Aún estoy aquí, de Walter Salles

Luminosa familia y memoria brasileñas

Aún estoy aquíWalter Salles es uno de los autores más laureados del cine contemporáneo brasileño. Desde los años noventa del siglo pasado, junto a otro insigne, Fernando Meirelles, ha situado la cinematografía de su país en las mejores cotas de prestigio internacional tomando el relevo de aquel brillante Cinema Novo de los años sesenta y setenta. Su interés por determinados pasajes relevantes del devenir histórico de Brasil y del contexto latinoamericano desde una óptica humanista y social, impregna películas tan reconocidas como Diarios de motocicleta, un homenaje a la riqueza y la diversidad de los pueblos latinoamericanos a partir de aquel viaje monumental del joven Ernesto Guevara, o la magnífica Estación Central de Brasil, en la que el drama pequeño de Josué y Dora reconstruía todo un contexto socio-económico adverso de infancias abandonadas y adulteces miserables, que consiguió conmovernos profundamente.

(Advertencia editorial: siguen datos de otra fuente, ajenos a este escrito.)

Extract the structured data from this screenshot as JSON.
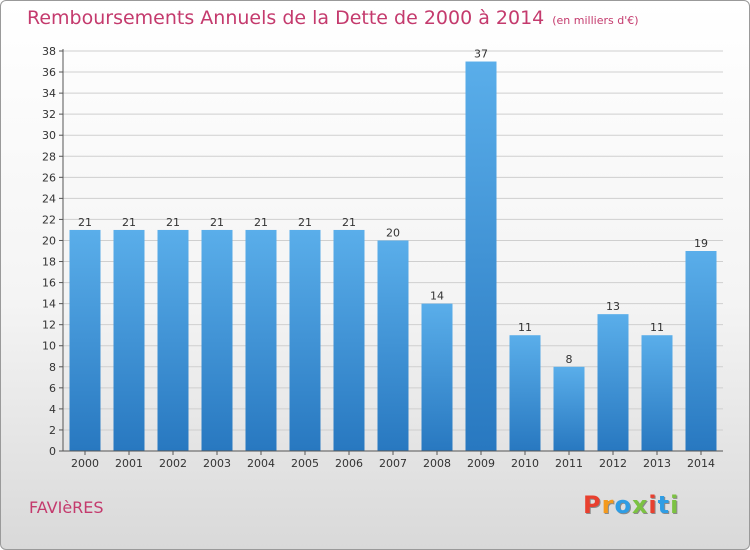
{
  "title": "Remboursements Annuels de la Dette de 2000 à 2014",
  "unit": "(en milliers d'€)",
  "commune": "FAVIèRES",
  "logo": {
    "text": "Proxiti",
    "colors": [
      "#e8402f",
      "#f49a1d",
      "#2f9de4",
      "#7cc242",
      "#e8402f",
      "#2f9de4",
      "#7cc242"
    ]
  },
  "colors": {
    "bar": "#4fa3e4",
    "bar_dark": "#2878c0",
    "title": "#c43a6d",
    "grid": "#cfcfcf"
  },
  "chart_data": {
    "type": "bar",
    "categories": [
      "2000",
      "2001",
      "2002",
      "2003",
      "2004",
      "2005",
      "2006",
      "2007",
      "2008",
      "2009",
      "2010",
      "2011",
      "2012",
      "2013",
      "2014"
    ],
    "values": [
      21,
      21,
      21,
      21,
      21,
      21,
      21,
      20,
      14,
      37,
      11,
      8,
      13,
      11,
      19
    ],
    "yticks": [
      0,
      2,
      4,
      6,
      8,
      10,
      12,
      14,
      16,
      18,
      20,
      22,
      24,
      26,
      28,
      30,
      32,
      34,
      36,
      38
    ],
    "ylim": [
      0,
      38
    ],
    "grid": true,
    "title": "Remboursements Annuels de la Dette de 2000 à 2014",
    "xlabel": "",
    "ylabel": ""
  }
}
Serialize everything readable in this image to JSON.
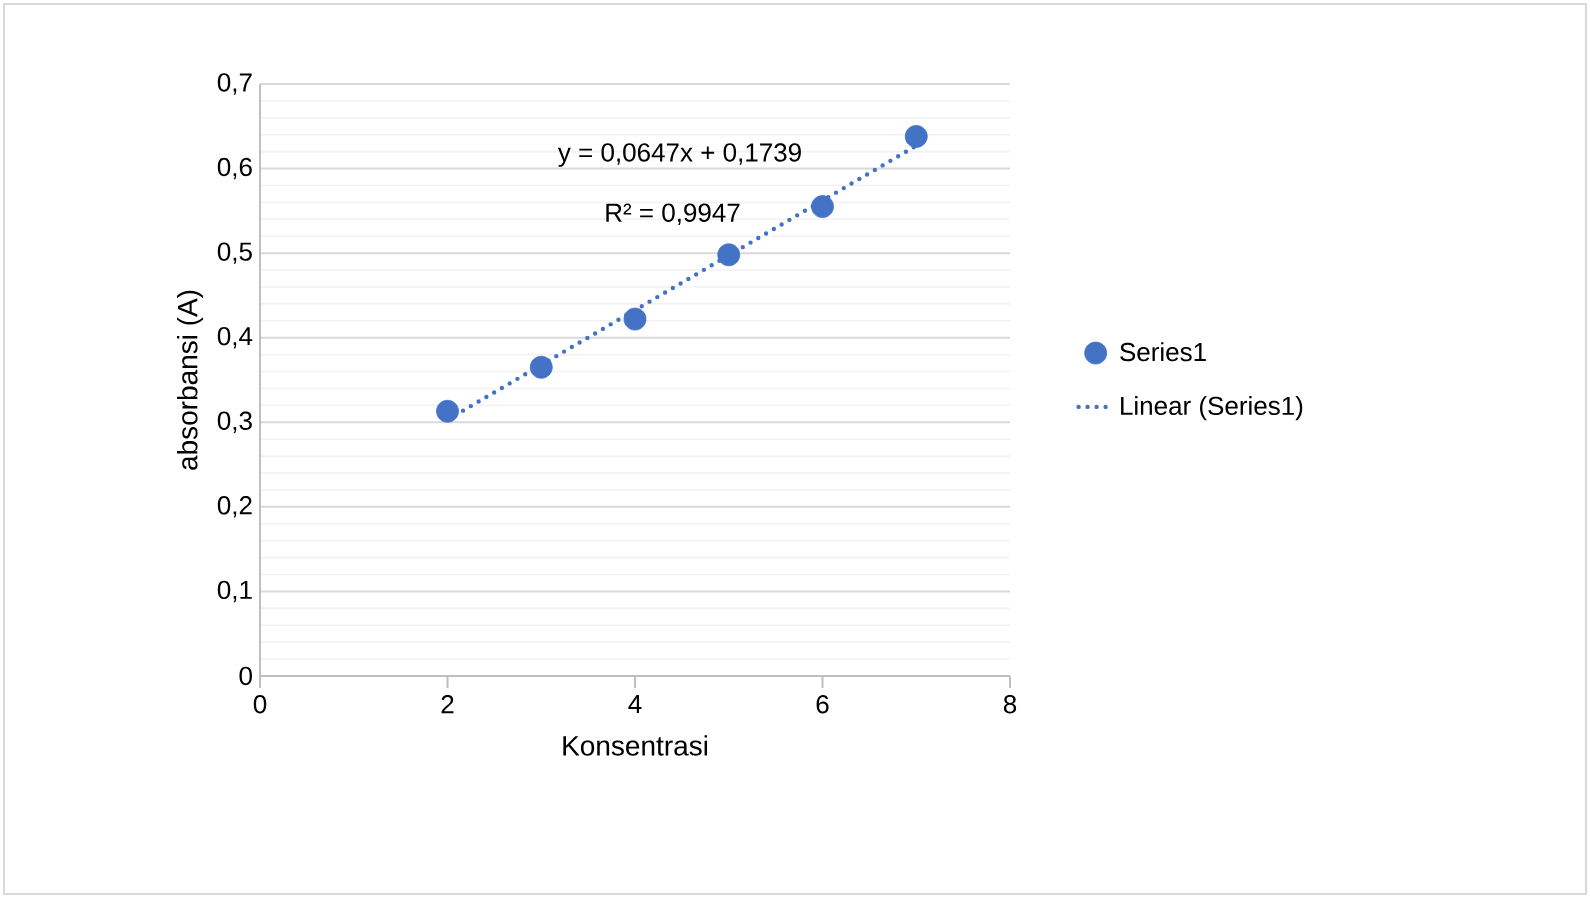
{
  "chart_data": {
    "type": "scatter",
    "xlabel": "Konsentrasi",
    "ylabel": "absorbansi (A)",
    "xlim": [
      0,
      8
    ],
    "xticks": [
      0,
      2,
      4,
      6,
      8
    ],
    "ylim": [
      0,
      0.7
    ],
    "yticks": [
      0,
      {
        "value": 0.1,
        "label": "0,1"
      },
      {
        "value": 0.2,
        "label": "0,2"
      },
      {
        "value": 0.3,
        "label": "0,3"
      },
      {
        "value": 0.4,
        "label": "0,4"
      },
      {
        "value": 0.5,
        "label": "0,5"
      },
      {
        "value": 0.6,
        "label": "0,6"
      },
      {
        "value": 0.7,
        "label": "0,7"
      }
    ],
    "grid": "y",
    "legend": "right",
    "marker": "circle",
    "series": [
      {
        "name": "Series1",
        "color": "#4472c4",
        "x": [
          2,
          3,
          4,
          5,
          6,
          7
        ],
        "values": [
          0.313,
          0.365,
          0.422,
          0.498,
          0.555,
          0.638
        ]
      },
      {
        "name": "Linear (Series1)",
        "type": "line",
        "line_style": "dotted",
        "marker": "none",
        "color": "#4472c4",
        "x": [
          2,
          7
        ],
        "values": [
          0.303,
          0.627
        ]
      }
    ],
    "annotations": [
      "y = 0,0647x + 0,1739",
      "R² = 0,9947"
    ]
  }
}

En Aún estoy aquí, después de más de diez años desde la fallida On the Road, Salles retorna a sus coordenadas creativas más certeras para traernos un relato que vuelve a pegarse a las gentes y a las playas rebosantes de vida de Rio de Janeiro, mediatizadas por sus personales recuerdos de infancia, durante la fatídica dictadura militar brasileña. Cuenta Salles que cuando tenía trece años conoció a esa familia, la familia Paiva, que venían de Sao Paulo y habían alquilado esa casa cerca de la playa. Eran cuatro hermanas y un hermano, que junto a varios amigos, y a sus padres y a los amigos de estos, formaban una comunidad muy especial a los ojos de aquel chiquillo, casi como un contraplano de lo que se vivía en Brasil durante aquellos tiempos oscuros. En aquella casa luminosa, se enamoró de la política, del cine, de Gilberto Gil y Caetano Veloso, ambos en el exilio londinense, y de las bandas anglosajonas más inspiradoras, porque esos eran sus intereses, los que copaban todo el tiempo de conversación y goce en aquel oasis de modernidad. Y es precisamente ese microcosmos cultural, ético, socio-político, afectivo, el que Salles consigue aprehender durante el primer acto del film con un pulso sensorial y un naturalismo que traspasa la pantalla. Desde esos primeros pasajes de la hija mayor, Vera, la hippie que fue macrobiótica durante dos semanas, y ansía vivir su sueño juvenil, pero vive con rabia la represión policial a pie de calle, hasta las disfrutadas jornadas playeras de Marcelo y sus colegas de fútbol, o las reuniones festivas de todo el clan al completo siempre atravesadas de música y baile.

Aún estoy aquí

Pero a partir de la desaparición forzada del congresista Rubens, el padre de esta familia, la sensación de robo inmisericorde de la existencia se adueña de la crónica de las detenciones ilegales, de los interrogatorios inhumanos, y de las torturas y asesinatos perpetrados en Brasil durante aquellos años con la más absoluta impunidad. Salles ha tomado el libro que Marcelo Paiva publicó en 2015 para componer un retrato colectivo de la memoria de un país, que sin embargo va perdiendo fuerza narrativa en pos de ciertos manidos recursos al sentimentalismo que a mi modo de ver lastran el tercio final del film. Muy especialmente los sucesivos retornos a los años de madurez y ancianidad de la protagonista, donde la hermosa verosimilitud reproducida hasta entonces se abandona a los homenajes excesivamente subrayados y a cierta impostura en las interpretaciones.

En cualquier caso, una cualidad incuestionable de la propuesta de Salles es el poderoso músculo dramático de Fernanda Torres, en la piel de Eurice, la madre sobreviviente que tuvo que dar unos cuantos pasos al frente para luchar por el bienestar de sus hijos y para preservar la memoria de su marido asesinado por medio del activismo político. Su interpretación rezuma contención y veracidad —recordemos, opta a los galardones de la Academia de Hollywood junto a la película en el apartado general y en el internacional—, y además conforma una hermosa simbiosis artística con su madre Fernanda Montenegro, que protagonizó Estación Central de Brasil, y aquí presta su potente presencia a la Eurice ausente y enferma de Alzheimer.

Sin duda, esa es la esencia y la virtud de esta película, la pugna contra el olvido que produce monstruos.